In the present study, the use of thiopurines was associated with lower solid and overall cancer risk in patients with BD. Our results may be in accord with findings of studies of patients with inflammatory bowel disease (IBD). Some studies have shown that immunomodulators reduce the risk of colorectal cancer by suppressing intestinal inflammation in patients with IBD [24,25]. Similar to patients with IBD, immunomodulators may reduce the risk of solid cancer by suppressing the inflammation of the affected organ in patients with BD. Several other studies have reported that immunomodulators may increase the risk of hematological cancers [26]. However, we could not assess the relationship between the use of thiopurines and the risk of hematological cancers because only one patient developed hematological cancer. In our study, the follow-up duration was too short to thoroughly evaluate the effect of medication use on risk of cancer. Future extended, long-term studies are required to elucidate the effects of use of medication including thiopurines and TNF-α inhibitors on cancer development.

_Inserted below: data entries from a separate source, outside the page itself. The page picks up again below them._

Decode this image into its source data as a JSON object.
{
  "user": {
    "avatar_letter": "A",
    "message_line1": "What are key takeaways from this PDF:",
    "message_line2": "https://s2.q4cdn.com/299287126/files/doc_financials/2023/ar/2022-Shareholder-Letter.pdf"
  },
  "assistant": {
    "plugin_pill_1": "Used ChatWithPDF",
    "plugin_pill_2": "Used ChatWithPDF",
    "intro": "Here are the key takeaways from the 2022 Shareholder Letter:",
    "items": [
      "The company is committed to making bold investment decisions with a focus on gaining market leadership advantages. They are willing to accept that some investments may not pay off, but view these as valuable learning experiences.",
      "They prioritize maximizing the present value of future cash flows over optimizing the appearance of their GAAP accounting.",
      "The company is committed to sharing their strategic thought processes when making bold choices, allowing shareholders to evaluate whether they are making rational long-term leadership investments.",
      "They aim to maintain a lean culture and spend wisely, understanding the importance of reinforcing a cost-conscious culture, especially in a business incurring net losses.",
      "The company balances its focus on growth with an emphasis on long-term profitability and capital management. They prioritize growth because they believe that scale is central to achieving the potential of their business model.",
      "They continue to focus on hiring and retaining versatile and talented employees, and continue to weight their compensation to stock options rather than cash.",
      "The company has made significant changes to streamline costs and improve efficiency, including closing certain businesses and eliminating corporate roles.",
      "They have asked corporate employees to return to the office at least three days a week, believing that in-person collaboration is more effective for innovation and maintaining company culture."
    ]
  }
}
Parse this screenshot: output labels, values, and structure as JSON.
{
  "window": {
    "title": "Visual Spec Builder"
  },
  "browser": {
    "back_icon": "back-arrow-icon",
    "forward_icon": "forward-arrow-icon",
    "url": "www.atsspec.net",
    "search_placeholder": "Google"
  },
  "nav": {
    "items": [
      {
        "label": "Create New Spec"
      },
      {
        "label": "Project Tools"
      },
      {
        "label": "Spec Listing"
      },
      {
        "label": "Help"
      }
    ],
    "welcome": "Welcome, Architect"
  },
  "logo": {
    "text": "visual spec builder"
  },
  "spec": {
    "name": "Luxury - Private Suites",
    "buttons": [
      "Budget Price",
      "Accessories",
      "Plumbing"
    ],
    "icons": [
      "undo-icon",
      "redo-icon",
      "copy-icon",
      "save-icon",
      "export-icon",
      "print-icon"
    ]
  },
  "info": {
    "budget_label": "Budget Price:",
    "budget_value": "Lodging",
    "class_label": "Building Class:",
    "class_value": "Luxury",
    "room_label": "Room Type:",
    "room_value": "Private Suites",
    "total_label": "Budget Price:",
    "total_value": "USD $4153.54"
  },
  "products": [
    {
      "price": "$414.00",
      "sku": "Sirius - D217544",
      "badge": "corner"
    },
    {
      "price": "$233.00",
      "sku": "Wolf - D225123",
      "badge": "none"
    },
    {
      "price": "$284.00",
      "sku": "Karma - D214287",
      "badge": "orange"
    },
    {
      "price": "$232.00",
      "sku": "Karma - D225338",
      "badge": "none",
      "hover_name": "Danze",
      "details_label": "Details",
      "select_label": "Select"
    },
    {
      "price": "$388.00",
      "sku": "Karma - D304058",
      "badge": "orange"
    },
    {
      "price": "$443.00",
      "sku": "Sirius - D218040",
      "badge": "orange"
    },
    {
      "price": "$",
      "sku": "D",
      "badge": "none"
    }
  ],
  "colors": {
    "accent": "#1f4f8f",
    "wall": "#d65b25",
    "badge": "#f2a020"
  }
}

Our study had several limitations. First, we did not verify the diagnostic accuracy of BD. As we used insurance claims data, it is possible that some patients with BD were missed or that patients without BD had been misdiagnosed. To overcome this limitation, we only included cases that met the RID code as well as the BD diagnostic code. Given that patients can be registered in the RID system only if they meet strict diagnostic criteria, BD is not likely to be misdiagnosed. In addition, given the medical benefits provided by the RID program, a diagnosis of BD is not likely to be missed. Therefore, we believe that the definition of BD diagnosis in the present study was reliable. Second, since we used administrative data, we could not obtain information on symptoms or signs of BD and the organs that were involved. For example, patients with intestinal involvement may have a greater risk of CRC and patients with neurological involvement may have a greater risk of brain/CNS cancer. However, we could not evaluate the cancer risk according to the involved organs. Third, the duration of follow-up was too short to assess completely the development of BD-associated cancers. We could evaluate cancer risk in the early stages of the disease, but not the long-term cancer risk. Nevertheless, our study showed that patients with BD had an increased risk of overall cancer, solid cancers, and MDS in the early stages of the disease. Many patients with BD may have symptoms of BD, such as recurrent oral ulcers, before an objective diagnosis is made. Additionally, patients with a predisposition toward developing BD may have dysregulated immune responses even before the diagnosis of BD is made. These may result in a high risk of cancer even in the early stage of the disease. Finally, there might have been a detection bias. Patients with BD are more likely to seek health care and to need multiple hospital visits, as compared to the general population, and thus they may have a greater rate of cancer detection than the general population does.

In conclusion, both men and women with BD had a greater risk of overall cancer, some solid cancers (especially in organs that can be involved in BD), and MDS than the general population did. However, the risk of hematological cancer in patients with BD was not significantly greater than that in the general population. Further long-term cohort studies are required to clarify the influence of BD itself, and medications used for its treatment, on cancer development.